Amid those Ruined Remains of an Apartment Block, I Encountered a Book I’d Translated
Within the wreckage of a fallen structure, a solitary sight lingered with me: a tome I had translated from the English language to Farsi, sitting partially covered in dust and soot. Its jacket was shredded and stained, its sheets curled and singed, but it was still decipherable. Still communicating.
A Metropolis Under Attack
Two days prior, projectiles began striking the city. There were no sirens, just unexpected, violent explosions. The internet was entirely disconnected. I was in my residence, translating a work about what it means to move words across languages, and the principles and worries of occupying someone else's perspective. As buildings fell, I sat editing a text that suggested, in its subtle way, for the endurance of meaning.
Everything halted. A project my publishing house had been about to publish was stranded when the facility closed. Retailers shut one by one. One night, when the explosions were too close, my family and I ran down the stairs toward the cellar. I couldn’t stop dwelling on the shelves in my apartment, holding lexicons, hard-to-find editions I had spent years accumulating and every book I had ever translated. That collection was my career's work, and I didn’t know if I, or it, would survive the night.
Separation and Grief
My companion left with her parents for what they thought would be less dangerous areas – places that, days later, were also targeted. My daughter travelled to stay in another city. As her train was pulling out, she sent me a image: in the faraway, a plant was on fire, thick smoke spiraling into the sky. People nearest me were suddenly elsewhere, and peril seemed to follow them.

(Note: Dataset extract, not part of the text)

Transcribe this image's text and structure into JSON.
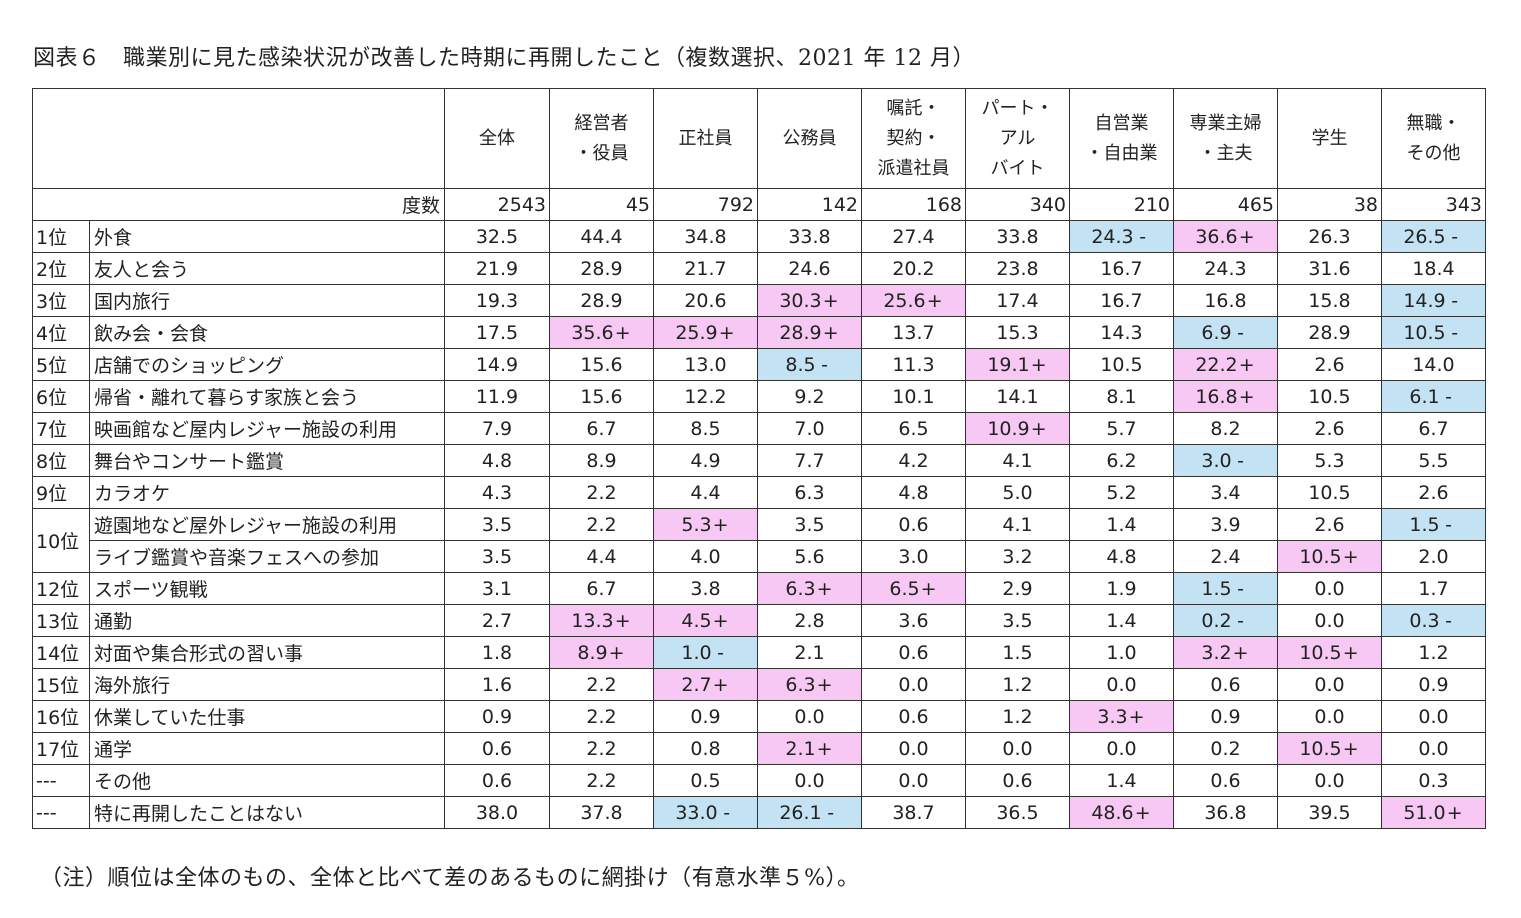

During those days, emotions moved through the city like a storm: instant terror, unease, moral outrage at the unfairness, then apathy. Beyond the psychological cost, the attack dismantled my ability to work. Without electricity and the internet, I had no access to the instant look-ups and sources that translation demands.
Outside, shockwaves ripped windows from their casings; at a family member's house, every pane was destroyed, the belongings lay broken, personal effects scattered throughout the rooms. When I visited, a woman sat before the wreckage, painting at an stand, refusing to let silence and dust have the ultimate victory.
Converting Pain
A image spread online of a young writer who was died when missiles struck a building. Her poem went spread rapidly next to her image. On a street where I once bought books, I saw an older woman hurrying between alleyways, calling a name. People said she had lost a son in a war over 30 years ago, and now, the bombs had stirred some repressed memory. She was seeking a child who would never come home.
We were all transforming, in our own way: transforming ruin into art, death into lines, grief into search.
Translation as Defiance
A week after the attacks began, still amidst destruction, I found myself translating a story for young readers about a king whose daughter will get better only if she can hold the moon. Though written for children, it carried significant meaning for me then. The author, who lost his sight yet kept creating until the end of his life, understood something about striving for the impossible. I wondered if the moon was the tranquility we all longed for – seemingly impossible, yet still worth reaching toward.
During those nights, I understood translation as something beyond literary craft: it was an act of resistance, of remaining, of persisting.
One day, in bright sunlight, blasts hit a facility; in those same hours, I was translating passages about a leader in his cell, asking for more books, insisting that translation become his “main activity”. For him, translation was – as the author puts it – “a reality, hope, rigor, anchor, and symbol” all at once.
A Marked Legacy
And then came the image. I saw it on a platform and saw that, amid the ruins of another apartment block, lay one of my old works, marked but whole, my name shown on the cover. The image was in colour, but it might as well have been devoid of color, drained of life among the debris and ruins. For most of my career, I had been invisible, as all translators are. But here was my work made seen – scarred, but persisting.
I gazed upon the image for a long time. The author writes that “all translation is a political act”, but I had never felt the full weight of this until then. To translate, even under attack, was to say: “this voice mattered”. It will not be obliterated. To translate is not just to transport stories across languages, but to help them remain when everything else crumbles. It is a quiet, unyielding rejection to vanish.